His last novel Helen Spenser, was published in 1937 and he does not appear to have continued writing after this time. Patrick MacGill died in Miami, Florida in November 1963 and is buried in Fall River, Massachusetts, the home of his daughter Patricia.
Neil Munro described the young MacGill as a:
… little over twenty years of age, a tall, bright-eyed, black, curly-haired lad with the muscles and calloused hands of a navvy, but – in his bookselling evening hours – dressed with a quite unavvy-like hint of the dandy in the matter of necktie and waistcoat.

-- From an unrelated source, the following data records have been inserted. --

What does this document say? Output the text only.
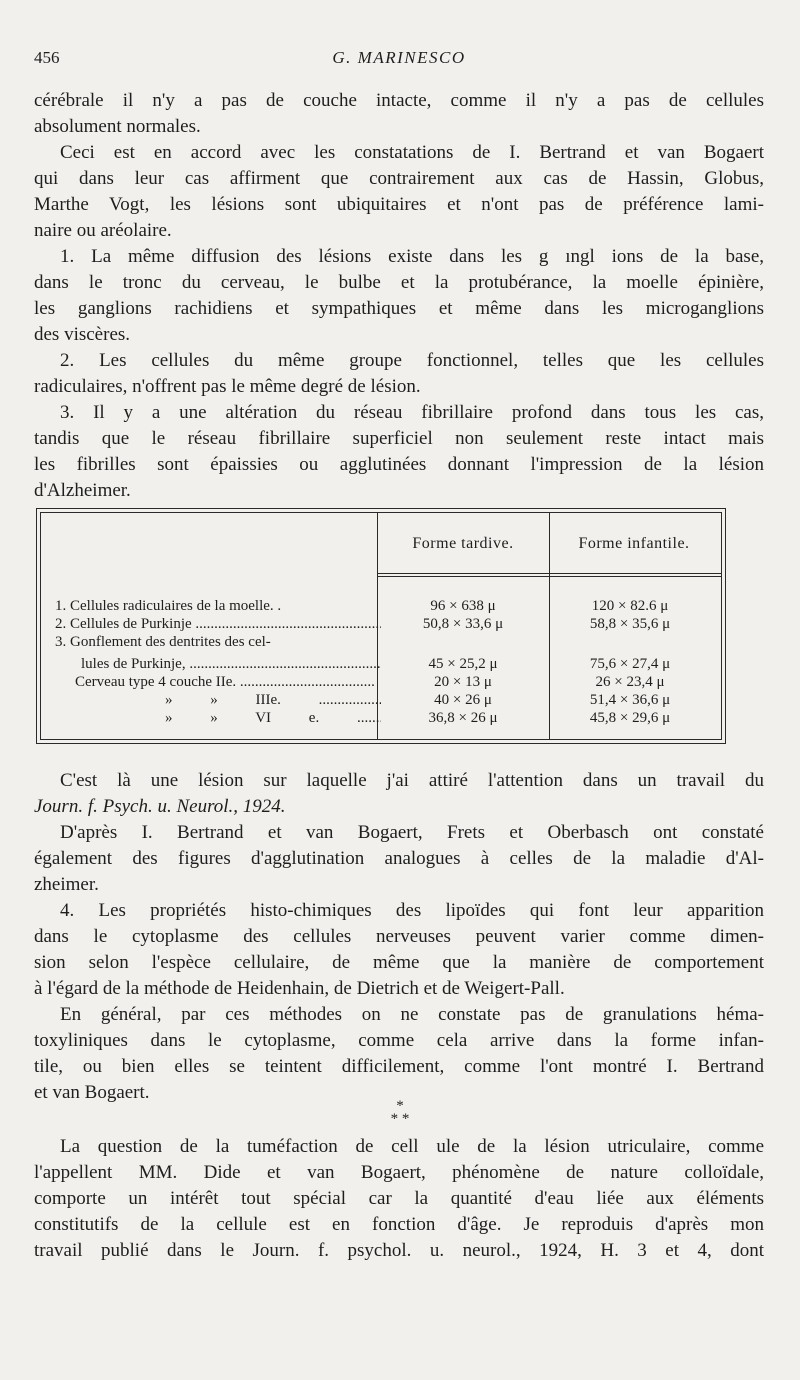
456	G. MARINESCO
cérébrale il n'y a pas de couche intacte, comme il n'y a pas de cellules
absolument normales.
Ceci est en accord avec les constatations de I. Bertrand et van Bogaert
qui dans leur cas affirment que contrairement aux cas de Hassin, Globus,
Marthe Vogt, les lésions sont ubiquitaires et n'ont pas de préférence lami-
naire ou aréolaire.
1. La même diffusion des lésions existe dans les g ıngl ions de la base,
dans le tronc du cerveau, le bulbe et la protubérance, la moelle épinière,
les ganglions rachidiens et sympathiques et même dans les microganglions
des viscères.
2. Les cellules du même groupe fonctionnel, telles que les cellules
radiculaires, n'offrent pas le même degré de lésion.
3. Il y a une altération du réseau fibrillaire profond dans tous les cas,
tandis que le réseau fibrillaire superficiel non seulement reste intact mais
les fibrilles sont épaissies ou agglutinées donnant l'impression de la lésion
d'Alzheimer.
Forme tardive.	Forme infantile.
1. Cellules radiculaires de la moelle. .	96 × 638 μ	120 × 82.6 μ
2. Cellules de Purkinje .....	50,8 × 33,6 μ	58,8 × 35,6 μ
3. Gonflement des dentrites des cel-
lules de Purkinje, .....	45 × 25,2 μ	75,6 × 27,4 μ
Cerveau type 4 couche IIe. .....	20 × 13 μ	26 × 23,4 μ
» » IIIe. .....	40 × 26 μ	51,4 × 36,6 μ
» » VI e. .....	36,8 × 26 μ	45,8 × 29,6 μ
C'est là une lésion sur laquelle j'ai attiré l'attention dans un travail du
Journ. f. Psych. u. Neurol., 1924.
D'après I. Bertrand et van Bogaert, Frets et Oberbasch ont constaté
également des figures d'agglutination analogues à celles de la maladie d'Al-
zheimer.
4. Les propriétés histo-chimiques des lipoïdes qui font leur apparition
dans le cytoplasme des cellules nerveuses peuvent varier comme dimen-
sion selon l'espèce cellulaire, de même que la manière de comportement
à l'égard de la méthode de Heidenhain, de Dietrich et de Weigert-Pall.
En général, par ces méthodes on ne constate pas de granulations héma-
toxyliniques dans le cytoplasme, comme cela arrive dans la forme infan-
tile, ou bien elles se teintent difficilement, comme l'ont montré I. Bertrand
et van Bogaert.
*
* *
La question de la tuméfaction de cell ule de la lésion utriculaire, comme
l'appellent MM. Dide et van Bogaert, phénomène de nature colloïdale,
comporte un intérêt tout spécial car la quantité d'eau liée aux éléments
constitutifs de la cellule est en fonction d'âge. Je reproduis d'après mon
travail publié dans le Journ. f. psychol. u. neurol., 1924, H. 3 et 4, dont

When in 1922 MacGill came to Clydebank to talk at the Singer Literary Club the local newspaper was equally impressed with his appearance. It noted that although he was thirty-two years old he looked like nineteen and wrote of his Spanish looks, his raven black curly hair and the fact that he wore an evening suit for the occasion.
MacGill’s poetry is, despite his first reputation as the ‘navvy poet’, perhaps not the most enduring part of his work. Neil Munro felt that the young MacGill had still to make up his mind whether to be a serious poet or comic versifier. Much of his light verse has the easy rhythmic appeal of work by Robert Service although his social conscience is often clearly displayed.
His novels however are a very different case. The earliest, Children of the Dead End and The Rat-Pit, are, despite their flaws, works of real power. The sense of personal involvement and personal anger drives the stories forward. The perceptions of the life endured by the navvy and by the lodging house dweller are of a kind that can only come from personal experience – the author’s knowledge of this way of life gives an immediacy which the writings of the most committed and most socially aware outside observer cannot aspire to.
In a poem in his 1911 collection MacGill wrote:
I sing of them,
The underworld, the great oppressed,
      Befooled of parson, priest, and king,
Who mutely plod earth’s pregnant breast,
      Who weary of their sorrowing,
      – The Great Unwashed – of them I sing.
  MacGill’s first hand knowledge of the ‘great oppressed’ and the weariness of their sorrowing has kept these novels in print throughout this century. Passionate in his conviction of the need for social change he also believed that the poor could only look to their fellow-sufferers for help in their plight. A socialist rather than a nationalist, he never displayed much interest in what was the burning contemporary issue of Irish nationalism; for MacGill the central political question was the plight of the poor and what they had to suffer.
 Sheila Carroll in The Rat Pit says: ‘… people can stand a lot one way and another, a terrible lot entirely’ and MacGill’s characters, and his readers, have to stand a lot. His descriptions of life below the poverty level make uncomfortable but memorable reading. The view from the window of the Glasgow slum room where Sheila and Norah Ryan live is a chilling example:
A four-square block of buildings with outhouses, slaty grey and ugly, scabbed on to the walls, enclosed a paved courtyard, at one corner of which stood a pump, at another a stable with a heap of manure piled high outside the door. Two grey long-bodied rats could be seen running across from the pump to the stable, a ragged tramp who had slept all night on the warm dunghill shuffled up to his feet, rubbed the sleep and the dirt from his eyes, then slunk away from the place as if conscious of having done something very wrong.
However Patrick MacGill’s novels are more than just social documents – they are filled with life and energy and peopled with vividly drawn characters and it is not hard to see why they have rightly retained their popularity for so long.